Apr 23, 2013
Members of the Paterson Music Project rehearsing for their April 20 performance.
They say: “You can never go home again!” And this may be true. “Things change” and “you change.” You may not really be able to go back to some former time and place in your life and recapture the good feelings you had then. One humorous Internet responder quipped that one can perhaps never go home again because: “Your parents have moved without leaving a forwarding address.”
But I’m happy to report that you CAN go home again. . .at least in certain circumstances. As founding music director and conductor of the New Jersey Youth Symphony, it has been sixteen years since I decided to end my eighteen-year tenure with that orchestra. Having worked with more than one thousand young musicians over those years, and having loved – almost – every minute of it, I realized that if I were going to redirect my efforts toward fomenting a “national listening conspiracy” I would, of necessity, need to narrow and focus my energies.
With the production of our first public television show, Bach to the Future, and the ultimate metamorphosis of the Philharmonic Orchestra of New Jersey into The Discovery Orchestra, I knew that we were well on our way to starting that “listening conspiracy.” But sometimes I really missed the kids. And so it has been a source of great joy that in the last year, NJYS artistic director and conductor Jeffrey Grogan has invited me to reconnect with this wonderful organization.

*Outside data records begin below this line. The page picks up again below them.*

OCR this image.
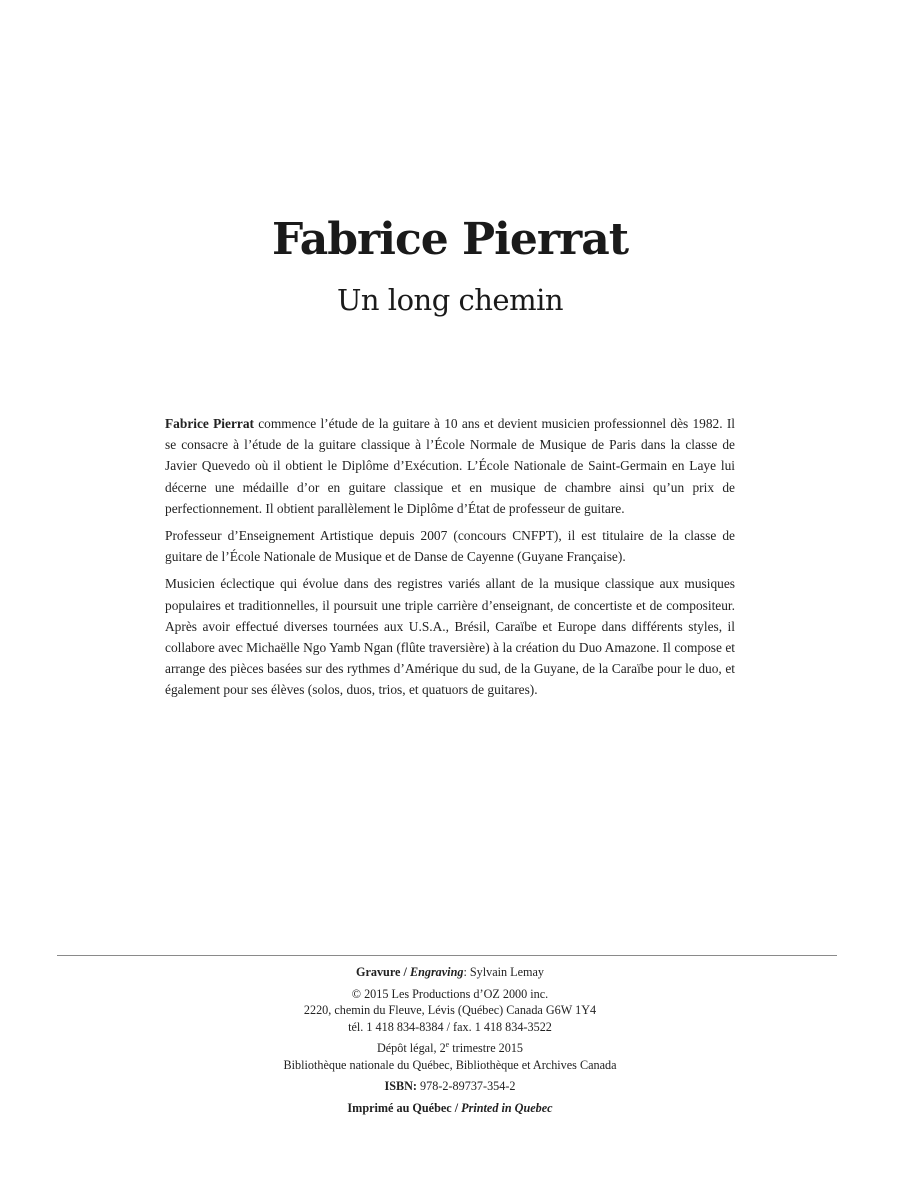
Fabrice Pierrat
Un long chemin

Fabrice Pierrat commence l’étude de la guitare à 10 ans et devient musicien professionnel dès 1982. Il se consacre à l’étude de la guitare classique à l’École Normale de Musique de Paris dans la classe de Javier Quevedo où il obtient le Diplôme d’Exécution. L’École Nationale de Saint-Germain en Laye lui décerne une médaille d’or en guitare classique et en musique de chambre ainsi qu’un prix de perfectionnement. Il obtient parallèlement le Diplôme d’État de professeur de guitare.

Professeur d’Enseignement Artistique depuis 2007 (concours CNFPT), il est titulaire de la classe de guitare de l’École Nationale de Musique et de Danse de Cayenne (Guyane Française).

Musicien éclectique qui évolue dans des registres variés allant de la musique classique aux musiques populaires et traditionnelles, il poursuit une triple carrière d’enseignant, de concertiste et de compositeur. Après avoir effectué diverses tournées aux U.S.A., Brésil, Caraïbe et Europe dans différents styles, il collabore avec Michaëlle Ngo Yamb Ngan (flûte traversière) à la création du Duo Amazone. Il compose et arrange des pièces basées sur des rythmes d’Amérique du sud, de la Guyane, de la Caraïbe pour le duo, et également pour ses élèves (solos, duos, trios, et quatuors de guitares).

Gravure / Engraving: Sylvain Lemay
© 2015 Les Productions d’OZ 2000 inc.
2220, chemin du Fleuve, Lévis (Québec) Canada G6W 1Y4
tél. 1 418 834-8384 / fax. 1 418 834-3522
Dépôt légal, 2e trimestre 2015
Bibliothèque nationale du Québec, Bibliothèque et Archives Canada
ISBN: 978-2-89737-354-2
Imprimé au Québec / Printed in Quebec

The NJYS is thriving since its merger with the Wharton Music Center in Berkeley Heights, New Jersey. The NJYS began as an ensemble of 65 high school age musicians in 1979 when the New Jersey Symphony Orchestra “donated” me – their assistant conductor – to help organize the effort. NJYS has now become a vital training environment for 400 young musicians grades 3 to 12 from 78 communities in an integrated continuum of three full symphony orchestras, three string orchestras, two flute choirs, a jazz ensemble and a summer camp!
Maestro Grogan has asked the “proud papa” of NJYS to speak on music listening to both students and parents, and this May 19th to guest conduct them. I very much look forward to this “going home again.” And it feels great to be on their campus in Murray Hill – a wonderful facility created for the NJYS in 1998 with the help of a generous matching grant from music patron Jean Burgdorff. Jean was honored by the NJYS on April 20th at their annual gala, which I was so very pleased and proud to attend. Also honored that evening was Wharton Music Center Trustee Libby Corydon-Apicella.
The orchestra sounded fabulous! But perhaps no moment was more exciting that evening than when the 30 second grade members of the Paterson Music Project, with their violins, violas and cellos in hand, joined the New Jersey Youth Symphony on stage to perform a composition written especially for them and the NJYS by composer Taylor Goodson. You really had to be there to see their faces as they played FOR THE FIRST TIME as members of a symphony orchestra! Home again! Wow!